Als er bij een door Senter gesubsidieerde project een deel wordt uitbesteed, gebeurt dat vaak binnen Nederland. Daarnaast zijn Duitsland en Engeland favoriet. "Ik heb nog geen enkel project gezien waarbij een bedrijf bepaalde onderdelen uitbesteedde naar Oost-Europa."
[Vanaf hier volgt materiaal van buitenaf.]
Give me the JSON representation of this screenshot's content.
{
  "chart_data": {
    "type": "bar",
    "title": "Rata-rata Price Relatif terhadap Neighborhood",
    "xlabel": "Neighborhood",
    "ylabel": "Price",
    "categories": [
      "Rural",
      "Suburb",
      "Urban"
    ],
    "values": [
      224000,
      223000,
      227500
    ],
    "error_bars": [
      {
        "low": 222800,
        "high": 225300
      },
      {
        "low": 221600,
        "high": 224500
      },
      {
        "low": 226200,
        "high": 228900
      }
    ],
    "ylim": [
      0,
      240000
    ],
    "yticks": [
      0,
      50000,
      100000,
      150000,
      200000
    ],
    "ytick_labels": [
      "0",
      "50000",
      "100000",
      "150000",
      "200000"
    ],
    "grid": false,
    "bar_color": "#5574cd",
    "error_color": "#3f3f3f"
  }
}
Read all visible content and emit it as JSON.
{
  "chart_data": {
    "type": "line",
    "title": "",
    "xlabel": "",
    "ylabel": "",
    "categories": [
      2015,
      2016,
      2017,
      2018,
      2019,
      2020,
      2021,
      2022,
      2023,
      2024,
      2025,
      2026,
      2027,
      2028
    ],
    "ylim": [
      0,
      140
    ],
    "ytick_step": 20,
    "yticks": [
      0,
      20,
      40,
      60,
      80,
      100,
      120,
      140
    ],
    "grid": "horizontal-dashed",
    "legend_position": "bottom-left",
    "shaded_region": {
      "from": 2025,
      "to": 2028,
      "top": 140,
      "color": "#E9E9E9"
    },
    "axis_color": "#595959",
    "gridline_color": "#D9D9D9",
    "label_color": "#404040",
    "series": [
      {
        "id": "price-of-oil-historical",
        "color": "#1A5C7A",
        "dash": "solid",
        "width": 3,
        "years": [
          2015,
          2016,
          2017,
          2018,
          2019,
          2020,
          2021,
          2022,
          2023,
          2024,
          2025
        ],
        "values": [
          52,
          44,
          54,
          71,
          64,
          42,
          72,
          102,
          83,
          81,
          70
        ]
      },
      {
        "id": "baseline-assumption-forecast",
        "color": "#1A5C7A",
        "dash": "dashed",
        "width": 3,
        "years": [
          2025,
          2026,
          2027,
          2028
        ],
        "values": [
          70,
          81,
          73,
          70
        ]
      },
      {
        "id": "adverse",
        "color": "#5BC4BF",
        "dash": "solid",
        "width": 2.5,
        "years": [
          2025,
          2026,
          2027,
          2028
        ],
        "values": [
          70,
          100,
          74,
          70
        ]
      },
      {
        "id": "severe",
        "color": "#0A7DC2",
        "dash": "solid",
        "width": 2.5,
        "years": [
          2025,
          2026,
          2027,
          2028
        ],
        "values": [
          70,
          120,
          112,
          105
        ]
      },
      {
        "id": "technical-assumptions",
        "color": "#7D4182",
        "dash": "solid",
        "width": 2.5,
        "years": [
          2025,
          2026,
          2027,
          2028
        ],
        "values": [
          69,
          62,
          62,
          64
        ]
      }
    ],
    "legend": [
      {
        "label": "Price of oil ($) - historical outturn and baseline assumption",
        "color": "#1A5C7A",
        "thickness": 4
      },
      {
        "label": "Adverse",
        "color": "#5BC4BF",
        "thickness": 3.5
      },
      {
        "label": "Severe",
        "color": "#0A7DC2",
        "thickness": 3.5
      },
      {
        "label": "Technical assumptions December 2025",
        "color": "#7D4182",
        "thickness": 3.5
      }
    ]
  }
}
Zesde kaderprogramma Taake Manning, projectleider bij Senter: "Wat technologische ontwikkeling betreft is ook het zesde kaderprogramma van de Europese Commissie belangrijk. Dat is een programma van de EC om de technologische innovatie binnen Europa te stimuleren. Het verschil met de regelingen van Senter is dat het verder van de markt staat en dat de projecten meer gestuurd worden. Daarnaast is het kaderprogramma toegankelijk voor de hele Europese Unie. Ieder land heeft een nationaal informatiepunt dat voorlichting en advies geeft over het programma. Het Nederlandse informatiepunt is gevestigd bij Senter." |
Technologische samenwerking
Senter is een agentschap van het ministerie van Economische Zaken dat verantwoordelijk is voor het uitvoeren van subsidie-, krediet- en fiscale regelingen en programma’s op het gebied van technologie, energie, milieu, export en internationale samenwerking.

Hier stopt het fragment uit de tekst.